The Spitzer Space Telescope image above shows a supersonic star that’s relatively close to us in space. It’s the star Zeta in the constellation Ophiuchus the Serpent Bearer, only about 370 light-years away. Zeta Ophiuchi is six times hotter, eight times wider, 20 times more massive, and about 80,000 times as bright as our sun. NASA said this star:
… is traveling at a snappy pace of about 54,000 mph (24 km per second), fast enough to break the sound barrier in the surrounding interstellar material. Because of this motion, it creates a spectacular bow shock ahead of its direction of travel (to the left). The structure is analogous to the ripples that precede the bow of a ship as it moves through the water, or the sonic boom of an airplane hitting supersonic speeds.
Supersonic stars like Zeta Ophiuchi produce radio waves. They do this when their preceding bow shock collides with tenuous clouds of interstellar gas and dust in space. The collision causes electrons – subatomic particles found in all atoms – to accelerate, and the acceleration produces radio waves via a process called synchrotron radiation.
Now shift the scene to the center of our Milky Way galaxy, some 26,000 light-years away. There, the Harvard astronomers say, stars are influenced by the strong gravity of our galaxy’s central supermassive black hole. The astronomers point out that:
When an orbiting star reaches its closest approach to the black hole, it can easily acquire the required [supersonic] speed.

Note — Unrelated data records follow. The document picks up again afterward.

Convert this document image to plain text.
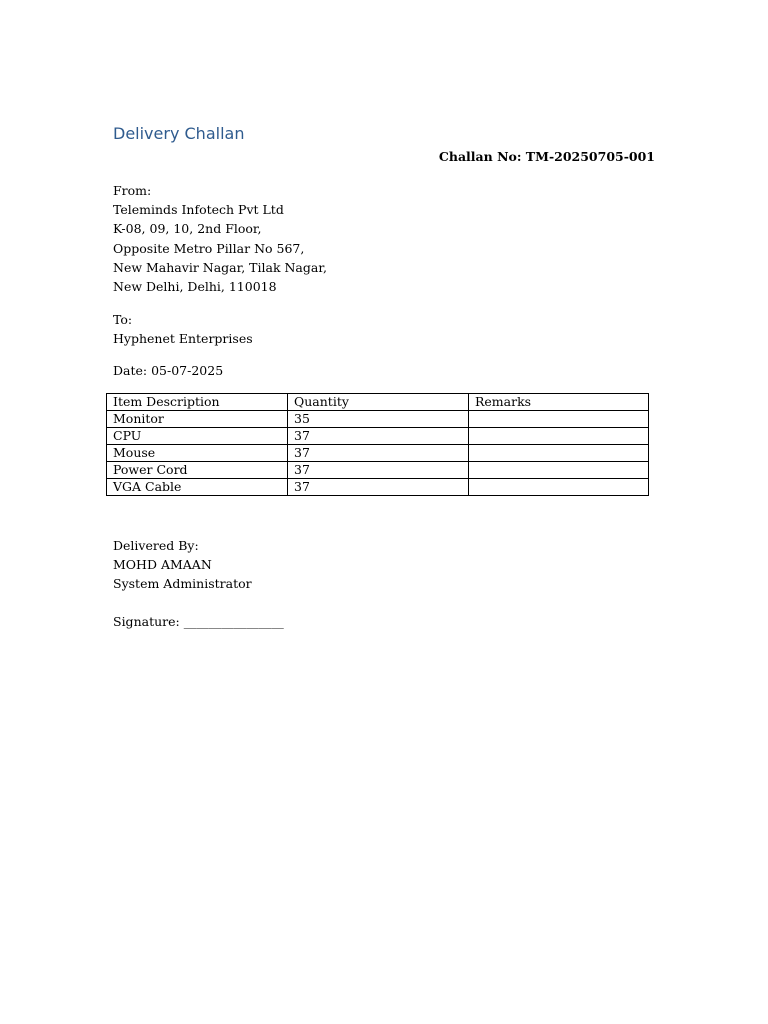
Delivery Challan
Challan No: TM-20250705-001
From:
Teleminds Infotech Pvt Ltd
K-08, 09, 10, 2nd Floor,
Opposite Metro Pillar No 567,
New Mahavir Nagar, Tilak Nagar,
New Delhi, Delhi, 110018
To:
Hyphenet Enterprises
Date: 05-07-2025
Item Description	Quantity	Remarks
Monitor	35	
CPU	37	
Mouse	37	
Power Cord	37	
VGA Cable	37	
Delivered By:
MOHD AMAAN
System Administrator
Signature: ________________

And what is that speed? One of the researchers, Idan Ginsburg of Harvard, said in an email to EarthSky:
Let me explain what supersonic means in this context. The galactic center is more dense and also much hotter than most of the ‘space’ in the Milky Way. This raises the speed of sound. So although on Earth the speed of sound is about 340 m/s at sea level, at the galactic center it is much larger. There, the speed of sound is in fact a few hundred kilometers per second. It’s roughly larger by a factor of 1,000!
So, when we’re talking about supersonic stars in the galactic center, we’re talking about stars that are moving thousands of kilometers per second. This is equivalent to millions of miles per hour.
How are supersonic stars in the galactic center – whose bow shocks may be slamming into the interstellar medium, producing radio waves – useful to these astronomers? Unlike visible light, radio waves can penetrate dust. Thus these astronomers want to examine the radio waves from supersonic stars at the Milky Way’s core, to learn more about this hidden region of space.
Will it work? The researchers say they will test the technique, using a particular star at the galactic center. This hot, bright star is called S2 by astronomers. It can be seen in the infrared despite all the dust. When closest to the galactic center, S2 is moving over 10 million miles per hour! It’ll make its closest approach to the galactic center in late 2017 or early 2018. When it does, radio astronomers will target it to look for radio emission from its shock wave. Harvard astronomer Avi Loeb commented:
S2 will be our litmus test. If it’s seen in the radio, then potentially we can use this method to find smaller and fainter stars – stars that can’t be seen any other way.
Bottom line: Astronomers at the Harvard-Smithsonian Center for Astrophysics announced that they have a new technique for peering into the hidden heart of our Milky Way galaxy. They want to examine radio waves from supersonic stars, stars traveling through interstellar space faster than the speed of sound, at the galaxy’s core.